Der KURIER habe „grundsätzlich die guten Geschichten“, betont der neue Chefredakteur. Es sei die Herausforderung der kommenden Monate, „diese Geschichten so zu platzieren, dass damit ein wirtschaftliches Überleben möglich ist“.

Denn Gebhart übernimmt die Chefredaktion im KURIER Medienhaus zu einem überaus schwierigen Zeitpunkt für die Branche: Steigenden Kosten in der Produktion und im Vertrieb stehen sinkende Werbe- und Aboeinnahmen gegenüber, das erfordert einen harten Sparkurs mit Stellenabbau im KURIER. 

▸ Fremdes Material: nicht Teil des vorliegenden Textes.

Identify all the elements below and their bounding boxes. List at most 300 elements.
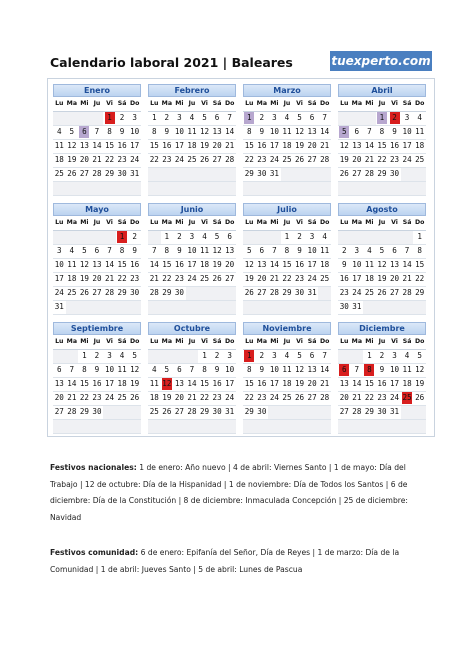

Auch international suchen Medien nach Geschäftsmodellen und Strukturen, die die Finanzierung von Journalismus ermöglichen.

"Eine Stimme, die man hört"

Das Hauptaugenmerk bei der kommenden Neuorganisation des KURIER müsse sein, in wichtigen Bereichen wie Politik, Wirtschaft, Sport, Chronik und Kultur „eine Stimme zu sein, die man hört“.

Dabei werde auch die Regionalisierung eine große Rolle in den Überlegungen spielen, auch wenn die Finanzierung hier „ein großes Fragezeichen“ hat, sagt Gebhart.

Kein Fragezeichen gibt es bei einem Bekenntnis des designierten Chefredakteurs: Der Fußballfan deklariert sich für „Rapid und Arsenal“. Doch noch einmal die Frage nach der Quelle seiner Kraft, wo er also nachlädt? Energie komme für Gebhart unter anderem daher, wenn „am nächsten Tag ein guter Text in der Zeitung oder online steht, in allen Bereichen“, sagt er.

Kraft schöpfe er auch aus der Musik der 1970er- bis 1990er-Jahre, insbesondere der von David Bowie (für den Besuch eines Konzerts musste Gebhart in seiner katholischen Schule um eine Genehmigung ansuchen).

Und auch bei Reisen: Seine Lieblingsdestination sei Israel, wo er in jungen Jahren im Kibbuz gearbeitet habe. „Das war wahnsinnig spannend“, sagt er.